Even though the results make biological sense, Johnson and Heping Zhang, a biostatistician from Yale School of Public Health who was not involved in this study, commented that the study design is handicapped by the nature of the consumer-collected data.“With GWAS studies, it’s often not easy to know what the causal gene is,” said Johnson. “It seems like there’s a plausible cellular tissue specific tie there that makes this likely to be a true association that has a biological basis.”
“If you just get whatever samples are available for your convenience, then you will not be able to consider how you define the outcomes you are trying to study,” said Zhang. “Loss of smell is a very subjective term, particularly when asking people to recall after they had COVID. How much did you lose?”
According to Zhang, a follow up study that recruits patients with ongoing COVID-19 infection and better defines the parameters for measuring loss of smell and taste would lend more confidence to the conclusions.
Adam Auton, the vice president of human genetics at 23andMe and the senior author of the study, said that the convenient access that 23andMe scientists have to genetic data and patients equips them to tackle questions others cannot.
“Using this survey-data paradigm, you’re able to collect biological insights that otherwise would be extremely difficult to understand. I don’t know of any other paradigm where you would be able to get funding to go out and do a large-scale study to really understand why people are losing their sense of smell,” said Auton.
Johnson commented that the association is “biologically interesting, but not clinically interesting,” which further demonstrates the potential for 23andMe to conduct exploratory studies that others may not have the time or funding for.
It demonstrates the potential discovery power of having large biobanks including phenotypes or questionnaires and genetic data.
- Andrew Johnson, National Heart, Lung, and Blood Institute
Auton likes that this study strategy allows study participants to be involved in more than one study at once and to be more actively involved in the process as the study is conducted and completed. Patients learn if they have or do not have any variant found in a study they participate in.
“When I’ve consented to research studies when I visited my doctor and things like that, I just sign a form, and then it disappears off into the ether. I’m confident these medical professionals are doing really great research and really great scientific discovery, but you lose the link,” said Auton. “We believe that people are in charge of their own destinies and how their information is being used for these types of studies.
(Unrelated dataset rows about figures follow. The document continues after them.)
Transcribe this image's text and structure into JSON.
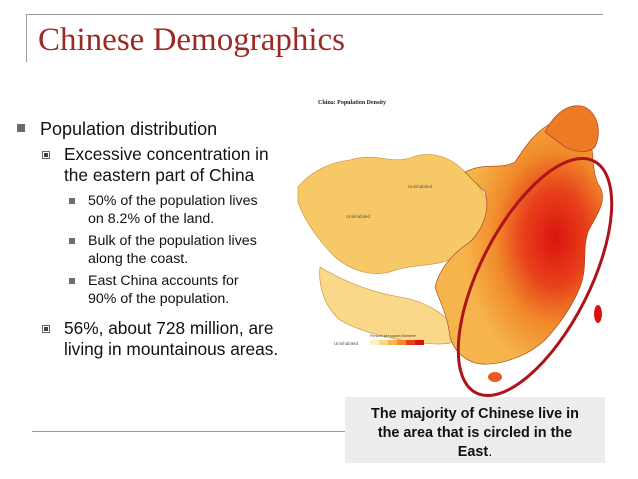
{
  "slide": {
    "title": "Chinese Demographics"
  },
  "bullets": {
    "level1": "Population distribution",
    "sub1_line1": "Excessive concentration in",
    "sub1_line2": "the eastern part of China",
    "facts": [
      {
        "line1": "50% of the population lives",
        "line2": "on 8.2% of the land."
      },
      {
        "line1": "Bulk of the population lives",
        "line2": "along the coast."
      },
      {
        "line1": "East China accounts for",
        "line2": "90% of the population."
      }
    ],
    "sub2_line1": "56%, about 728 million, are",
    "sub2_line2": "living in mountainous areas."
  },
  "map": {
    "title": "China: Population Density",
    "label_uninhabited": "Uninhabited",
    "legend_caption": "Persons per square kilometre"
  },
  "caption": {
    "line1": "The majority of Chinese live in",
    "line2": "the area that is circled in the",
    "line3": "East",
    "line3_end": "."
  },
  "colors": {
    "title": "#9a2a24",
    "circle": "#b0121a",
    "caption_bg": "#ededed"
  }
}
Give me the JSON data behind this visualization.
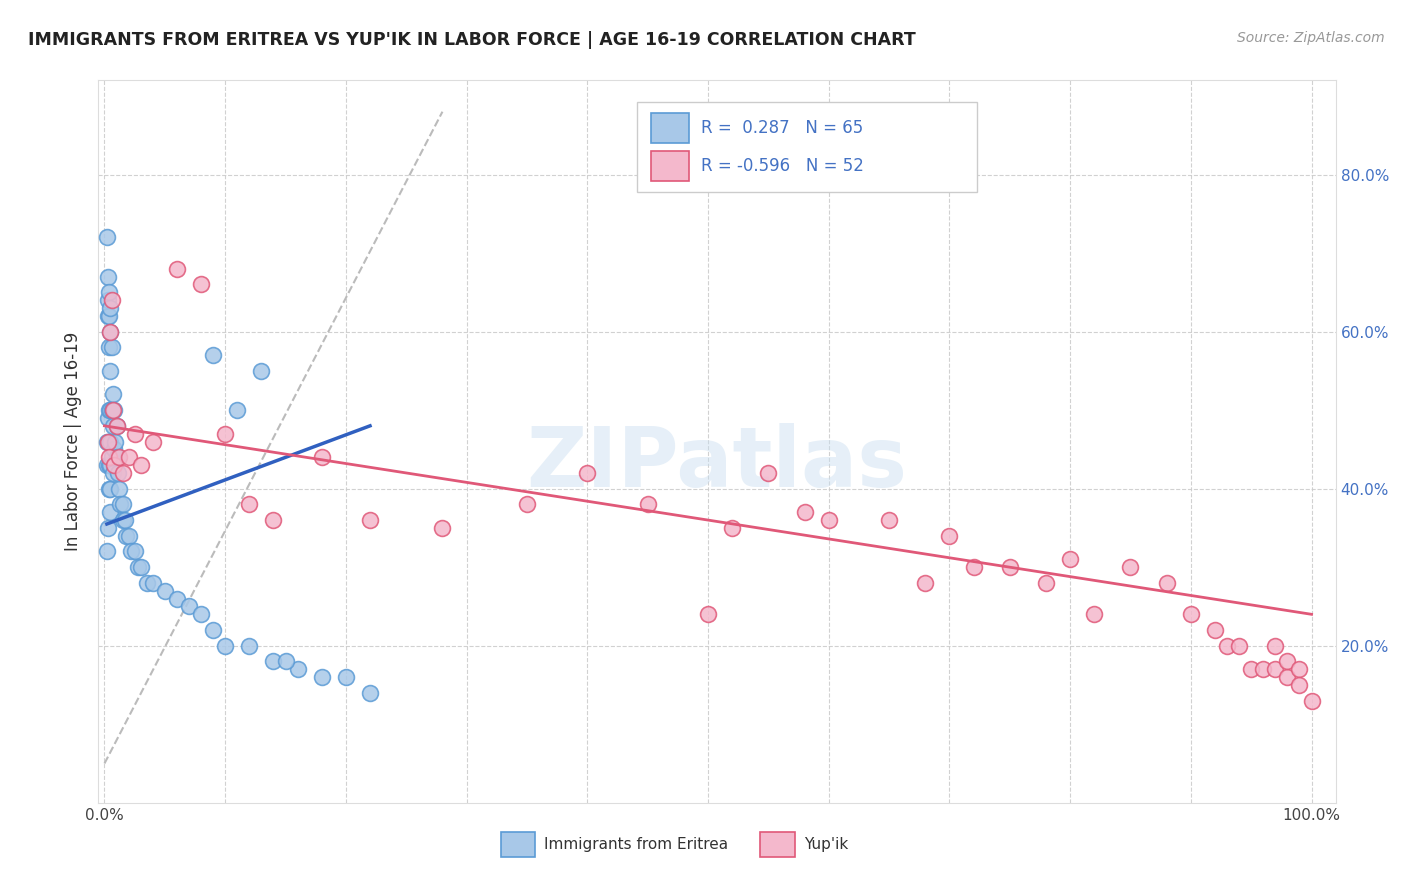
{
  "title": "IMMIGRANTS FROM ERITREA VS YUP'IK IN LABOR FORCE | AGE 16-19 CORRELATION CHART",
  "source": "Source: ZipAtlas.com",
  "ylabel": "In Labor Force | Age 16-19",
  "legend_R1": "0.287",
  "legend_N1": "65",
  "legend_R2": "-0.596",
  "legend_N2": "52",
  "color_eritrea_fill": "#a8c8e8",
  "color_eritrea_edge": "#5b9bd5",
  "color_yupik_fill": "#f4b8cc",
  "color_yupik_edge": "#e05878",
  "color_eritrea_line": "#3060c0",
  "color_yupik_line": "#e05878",
  "color_dash": "#bbbbbb",
  "eritrea_x": [
    0.002,
    0.002,
    0.002,
    0.002,
    0.003,
    0.003,
    0.003,
    0.003,
    0.003,
    0.004,
    0.004,
    0.004,
    0.004,
    0.004,
    0.004,
    0.004,
    0.005,
    0.005,
    0.005,
    0.005,
    0.005,
    0.005,
    0.005,
    0.005,
    0.006,
    0.006,
    0.006,
    0.007,
    0.007,
    0.007,
    0.008,
    0.008,
    0.009,
    0.01,
    0.01,
    0.011,
    0.012,
    0.013,
    0.015,
    0.015,
    0.017,
    0.018,
    0.02,
    0.022,
    0.025,
    0.028,
    0.03,
    0.035,
    0.04,
    0.05,
    0.06,
    0.07,
    0.08,
    0.09,
    0.1,
    0.12,
    0.14,
    0.16,
    0.18,
    0.2,
    0.22,
    0.09,
    0.11,
    0.13,
    0.15
  ],
  "eritrea_y": [
    0.72,
    0.46,
    0.43,
    0.32,
    0.67,
    0.64,
    0.62,
    0.49,
    0.35,
    0.65,
    0.62,
    0.58,
    0.5,
    0.46,
    0.43,
    0.4,
    0.63,
    0.6,
    0.55,
    0.5,
    0.46,
    0.43,
    0.4,
    0.37,
    0.58,
    0.5,
    0.44,
    0.52,
    0.48,
    0.42,
    0.5,
    0.45,
    0.46,
    0.48,
    0.44,
    0.42,
    0.4,
    0.38,
    0.38,
    0.36,
    0.36,
    0.34,
    0.34,
    0.32,
    0.32,
    0.3,
    0.3,
    0.28,
    0.28,
    0.27,
    0.26,
    0.25,
    0.24,
    0.22,
    0.2,
    0.2,
    0.18,
    0.17,
    0.16,
    0.16,
    0.14,
    0.57,
    0.5,
    0.55,
    0.18
  ],
  "yupik_x": [
    0.003,
    0.004,
    0.005,
    0.006,
    0.007,
    0.008,
    0.01,
    0.012,
    0.015,
    0.02,
    0.025,
    0.03,
    0.04,
    0.06,
    0.08,
    0.1,
    0.12,
    0.14,
    0.18,
    0.22,
    0.28,
    0.35,
    0.4,
    0.45,
    0.5,
    0.52,
    0.55,
    0.58,
    0.6,
    0.65,
    0.68,
    0.7,
    0.72,
    0.75,
    0.78,
    0.8,
    0.82,
    0.85,
    0.88,
    0.9,
    0.92,
    0.93,
    0.94,
    0.95,
    0.96,
    0.97,
    0.97,
    0.98,
    0.98,
    0.99,
    0.99,
    1.0
  ],
  "yupik_y": [
    0.46,
    0.44,
    0.6,
    0.64,
    0.5,
    0.43,
    0.48,
    0.44,
    0.42,
    0.44,
    0.47,
    0.43,
    0.46,
    0.68,
    0.66,
    0.47,
    0.38,
    0.36,
    0.44,
    0.36,
    0.35,
    0.38,
    0.42,
    0.38,
    0.24,
    0.35,
    0.42,
    0.37,
    0.36,
    0.36,
    0.28,
    0.34,
    0.3,
    0.3,
    0.28,
    0.31,
    0.24,
    0.3,
    0.28,
    0.24,
    0.22,
    0.2,
    0.2,
    0.17,
    0.17,
    0.17,
    0.2,
    0.16,
    0.18,
    0.17,
    0.15,
    0.13
  ],
  "eritrea_line_x": [
    0.002,
    0.22
  ],
  "eritrea_line_y": [
    0.355,
    0.48
  ],
  "yupik_line_x": [
    0.0,
    1.0
  ],
  "yupik_line_y": [
    0.48,
    0.24
  ],
  "dash_line_x": [
    0.0,
    0.28
  ],
  "dash_line_y": [
    0.05,
    0.88
  ],
  "xlim": [
    -0.005,
    1.02
  ],
  "ylim": [
    0.0,
    0.92
  ],
  "ytick_pos": [
    0.2,
    0.4,
    0.6,
    0.8
  ],
  "ytick_labels": [
    "20.0%",
    "40.0%",
    "60.0%",
    "80.0%"
  ],
  "xtick_pos": [
    0.0,
    0.1,
    0.2,
    0.3,
    0.4,
    0.5,
    0.6,
    0.7,
    0.8,
    0.9,
    1.0
  ],
  "xtick_labels": [
    "0.0%",
    "",
    "",
    "",
    "",
    "",
    "",
    "",
    "",
    "",
    "100.0%"
  ]
}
It makes people feel like they are participants as opposed to research subjects.”
In the end, Auton hopes that the GWAS studies he leads at 23andMe will not only help people become participants in research, but also provide researchers the leads they need to understand COVID-19 at the bench and in the clinic.
“We’re very interested in understanding how genetics can inform us about the underlying biology of various diseases and then asking the question that, if given that we understand the biology, are there opportunities for making therapeutic interventions in preventing or curing certain diseases?” said Auton. “Our paradigm is get the data out and get it published to contribute to large-scale research efforts that are going on in COVID.”
Reference
Shelton, J.F. et al. The UGT2A1/UGT2A2 locus is associated with COVID-19-related loss of smell or taste. Nat Gen (2022).